Instructor

Prof. Majeed Hayat, (office: KL-441, 229-4521, e-mail: mhayat@engr.udayton.edu)

Course Description:

This is a graduate-level course concerning the solid-state theory of opto-electronic devices, semiconductor light sources, photodetectors, detection noise, optical receivers, displays, electro-optic and acousto-optic light modulators, photonic switching, and the integration of these components in electro-optical systems.

Text:

Fundamental of Photonics, B. E. A. Saleh & M. C. Teich, Wiley-Interscience, 1998.(Required)

References:

Optical Networks, A practical perspective, R. Ramaswami and K. N. Sivarajan, Morgan, Kaufmann, 1998.

Optical Electronics in Modern Communications, A. Yariv, New York: Oxford Press, 1996.

Tentative list of topics:

Review of photon optics (S&T, 11.1A, B, F; 11.2)

Review of the interaction between photons and atoms, energy levels, thermal equilibrium, spontaneous and stimulated emission, photon absorption, thermal light ( S&T, 12.1-12.4)

Review of semiconductor and the interaction between photons and electrons and holes ( S&T, 15.1, 15.2)

Semiconductor light sources: LED's, semiconductor laser amplifiers and injection lasers (S&T, Chapter 6)

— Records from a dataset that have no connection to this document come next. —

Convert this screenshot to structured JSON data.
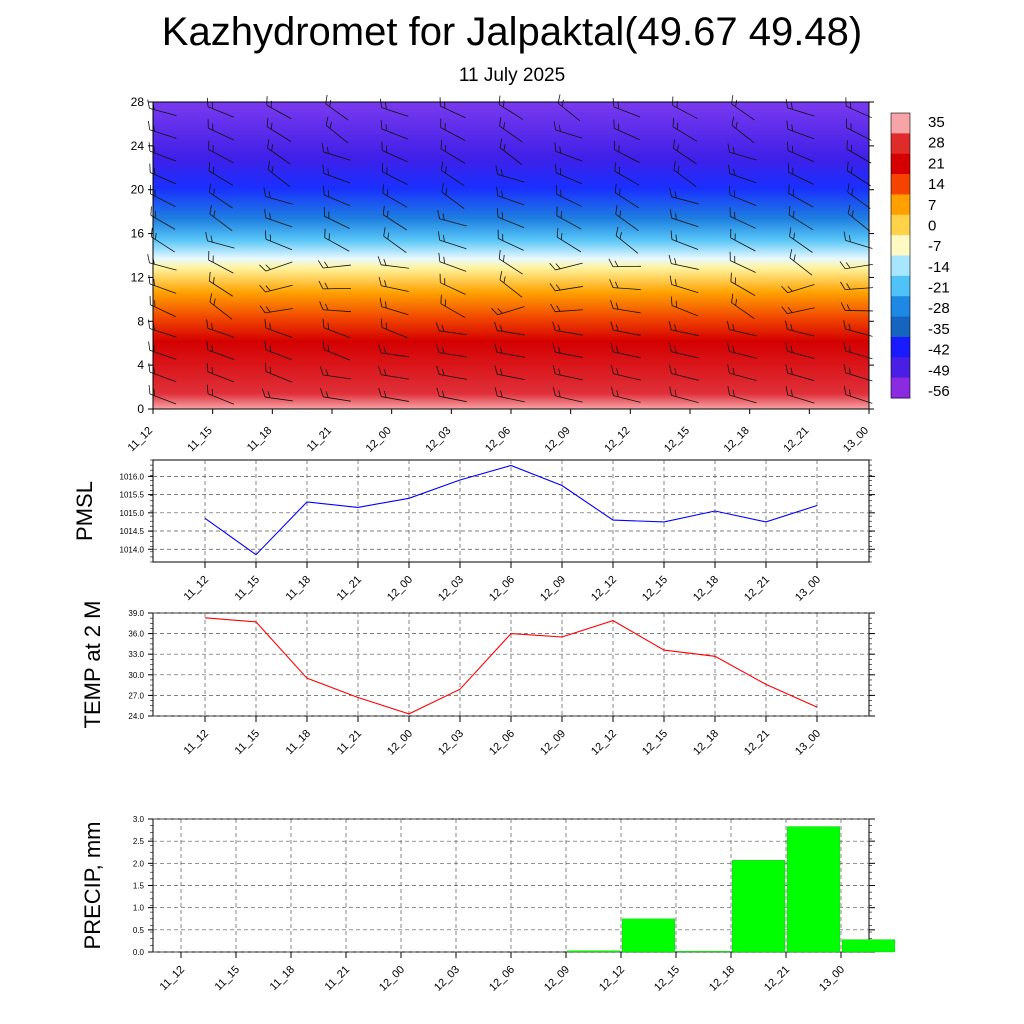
{
  "title": "Kazhydromet for Jalpaktal(49.67 49.48)",
  "subtitle": "11 July 2025",
  "time_labels": [
    "11_12",
    "11_15",
    "11_18",
    "11_21",
    "12_00",
    "12_03",
    "12_06",
    "12_09",
    "12_12",
    "12_15",
    "12_18",
    "12_21",
    "13_00"
  ],
  "chart_data": [
    {
      "type": "heatmap",
      "description_of_fill": "temperature cross-section by model level with wind barbs",
      "x": [
        "11_12",
        "11_15",
        "11_18",
        "11_21",
        "12_00",
        "12_03",
        "12_06",
        "12_09",
        "12_12",
        "12_15",
        "12_18",
        "12_21",
        "13_00"
      ],
      "y_ticks": [
        0,
        4,
        8,
        12,
        16,
        20,
        24,
        28
      ],
      "ylim": [
        0,
        28
      ],
      "colorbar_labels": [
        "35",
        "28",
        "21",
        "14",
        "7",
        "0",
        "-7",
        "-14",
        "-21",
        "-28",
        "-35",
        "-42",
        "-49",
        "-56"
      ],
      "colorbar_colors": [
        "#f7a4a8",
        "#e02b2b",
        "#d70000",
        "#f64400",
        "#ffa000",
        "#ffd24a",
        "#fff9c4",
        "#a8e6ff",
        "#4fc3f7",
        "#1e88e5",
        "#1565c0",
        "#1a1aff",
        "#4b1ee6",
        "#8a2be2"
      ]
    },
    {
      "type": "line",
      "ylabel": "PMSL",
      "x": [
        "11_12",
        "11_15",
        "11_18",
        "11_21",
        "12_00",
        "12_03",
        "12_06",
        "12_09",
        "12_12",
        "12_15",
        "12_18",
        "12_21",
        "13_00"
      ],
      "values": [
        1014.85,
        1013.85,
        1015.3,
        1015.15,
        1015.4,
        1015.9,
        1016.3,
        1015.75,
        1014.8,
        1014.75,
        1015.05,
        1014.75,
        1015.2
      ],
      "yticks": [
        "1014.0",
        "1014.5",
        "1015.0",
        "1015.5",
        "1016.0"
      ],
      "ylim": [
        1013.65,
        1016.45
      ],
      "color": "#0000ff"
    },
    {
      "type": "line",
      "ylabel": "TEMP at 2 M",
      "x": [
        "11_12",
        "11_15",
        "11_18",
        "11_21",
        "12_00",
        "12_03",
        "12_06",
        "12_09",
        "12_12",
        "12_15",
        "12_18",
        "12_21",
        "13_00"
      ],
      "values": [
        38.3,
        37.7,
        29.5,
        26.7,
        24.3,
        27.9,
        36.0,
        35.5,
        37.9,
        33.6,
        32.7,
        28.6,
        25.3
      ],
      "yticks": [
        "24.0",
        "27.0",
        "30.0",
        "33.0",
        "36.0",
        "39.0"
      ],
      "ylim": [
        24,
        39
      ],
      "color": "#ff0000"
    },
    {
      "type": "bar",
      "ylabel": "PRECIP, mm",
      "x": [
        "11_12",
        "11_15",
        "11_18",
        "11_21",
        "12_00",
        "12_03",
        "12_06",
        "12_09",
        "12_12",
        "12_15",
        "12_18",
        "12_21",
        "13_00"
      ],
      "values": [
        0,
        0,
        0,
        0,
        0,
        0,
        0,
        0.03,
        0.75,
        0.02,
        2.07,
        2.83,
        0.28
      ],
      "yticks": [
        "0.0",
        "0.5",
        "1.0",
        "1.5",
        "2.0",
        "2.5",
        "3.0"
      ],
      "ylim": [
        0,
        3
      ],
      "color": "#00ff00"
    }
  ]
}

Photodectors: Photomultiplier tubes, solar cells, photodiodes, avalanche photodiodes, MSM photodiodes, noise in photodetection, shot noise, receiver sensitivity (S&T, Chapter 17, plus supplementary handout)

Electro-Optical modulators and switches: Pockels and Kerr effects, scanners, directional couplers, SLM's, LCD's, photorefractive materials (S&T, 18.1--18.3)

Acousto-optics devices: modulators, scanners, interconnections, filters, etc. (S&T, 20.1, 20.2).

Photonic switching and computing: Electro-optic and magneto-optic switching, bistable optical devices, digital and optical processing (21.1--21.3).

Optical communications: signal modulation, system performance, direct vs. coherent detection (S&T, 2.1--22.4, plus supplementary handouts).

Introduction to optical networks: multiplexing techniques, WDM structures, OTDM structures, first and second generation optical networks.

Course Requirements

20% In-class midterm examination on Feb. 11

20% In-class midterm examination on April 6

20 Homework and computer assignments

15% Term project: topic to be announced by March 11

25% Final examination: Tuesday, May 4, 4:30-5:45, KL406

Tentative grading policy

A: 90-100, B: 80-89, C: 60-79, F: 59 or below.

Important dates

Last day of class is Tuesday, April 27, No class on March 2 & 4, and April 1.